After reading a bit about WiFi roaming where multiple access points are set up with the same SSID and WPA/WPA2 shared key, I'm wondering how secure the concept of WiFi roaming is.
If clients connect to access points with the same SSID (and usually without the user's knowledge), what's to stop someone setting up a rogue access point to get the shared key or do something malicious with users' traffic?

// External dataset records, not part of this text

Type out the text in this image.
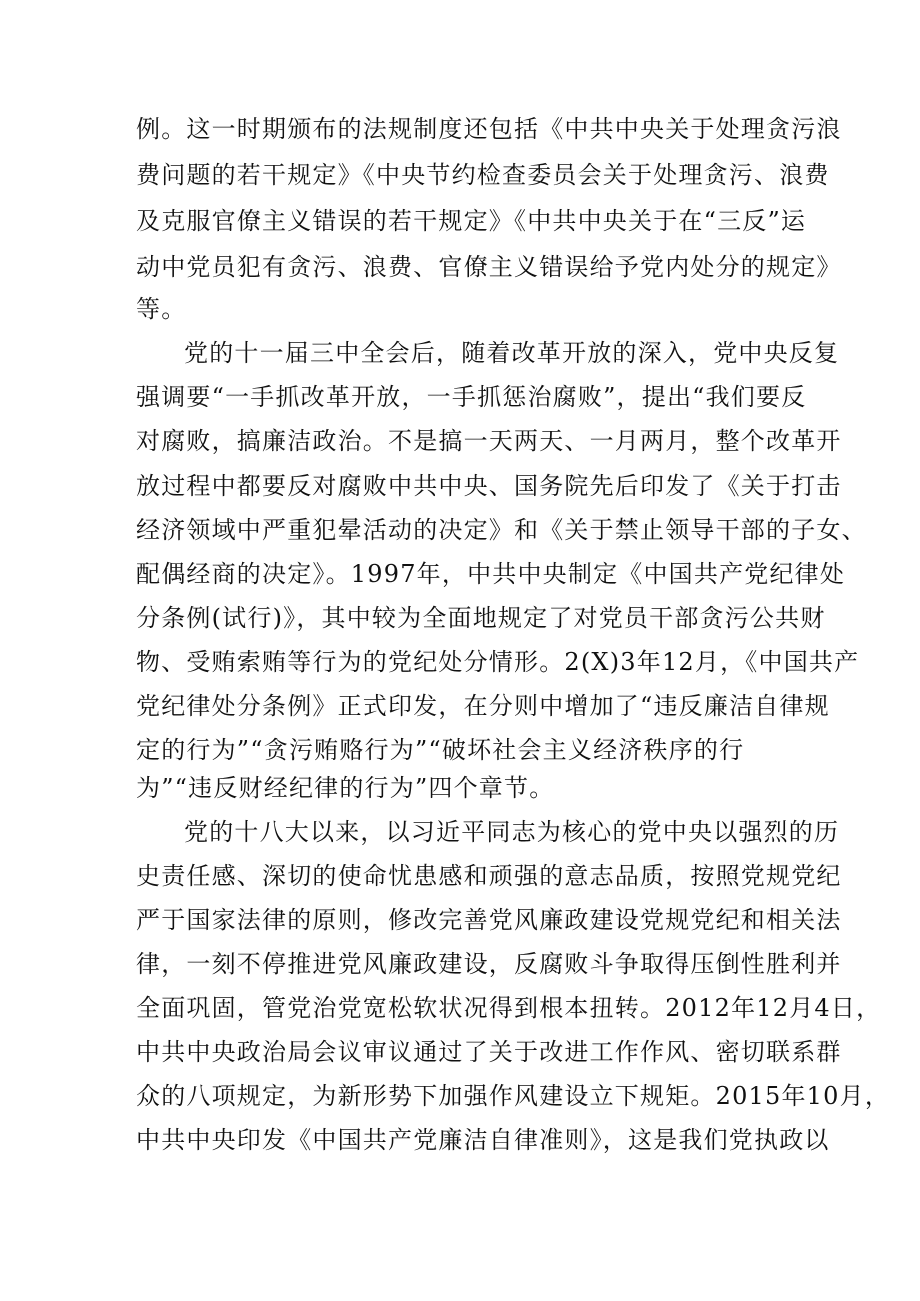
例。这一时期颁布的法规制度还包括《中共中央关于处理贪污浪
费问题的若干规定》《中央节约检查委员会关于处理贪污、浪费
及克服官僚主义错误的若干规定》《中共中央关于在“三反”运
动中党员犯有贪污、浪费、官僚主义错误给予党内处分的规定》
等。
党的十一届三中全会后，随着改革开放的深入，党中央反复
强调要“一手抓改革开放，一手抓惩治腐败”，提出“我们要反
对腐败，搞廉洁政治。不是搞一天两天、一月两月，整个改革开
放过程中都要反对腐败中共中央、国务院先后印发了《关于打击
经济领域中严重犯晕活动的决定》和《关于禁止领导干部的子女、
配偶经商的决定》。1997年，中共中央制定《中国共产党纪律处
分条例(试行)》，其中较为全面地规定了对党员干部贪污公共财
物、受贿索贿等行为的党纪处分情形。2(X)3年12月，《中国共产
党纪律处分条例》正式印发，在分则中增加了“违反廉洁自律规
定的行为”“贪污贿赂行为”“破坏社会主义经济秩序的行
为”“违反财经纪律的行为”四个章节。
党的十八大以来，以习近平同志为核心的党中央以强烈的历
史责任感、深切的使命忧患感和顽强的意志品质，按照党规党纪
严于国家法律的原则，修改完善党风廉政建设党规党纪和相关法
律，一刻不停推进党风廉政建设，反腐败斗争取得压倒性胜利并
全面巩固，管党治党宽松软状况得到根本扭转。2012年12月4日，
中共中央政治局会议审议通过了关于改进工作作风、密切联系群
众的八项规定，为新形势下加强作风建设立下规矩。2015年10月，
中共中央印发《中国共产党廉洁自律准则》，这是我们党执政以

Rogue access points can certainly be dangerous, but there is a caveat:
If the "real" network is encrypted, you cannot set up a rogue access point without knowing the key. Rogue access points must have exactly the same security settings as the original access points, including the same key. If they do not have the same key, clients will try to connect but fail. Fortunately, it is not possible to see what key the clients attempted to use, as the key is never actually transmitted during the authentication process.
Thus, the only people who can cause any real damage with rogue access points are people who already know the key to the original network. People who don't know the key can still set up a rogue access point, but all they'll be able to do is make people unable to connect when their devices fail to authenticate with the rogue ap.
For networks with large numbers of users and public networks though, they become a more serious concern. There's no way for a users to tell that they may be connected to a rogue ap, and pretty much anything could happen (data theft, malware injection, eavesdropping...) if they are. That's part of the reason why VPNs are always recommended when using public wifi.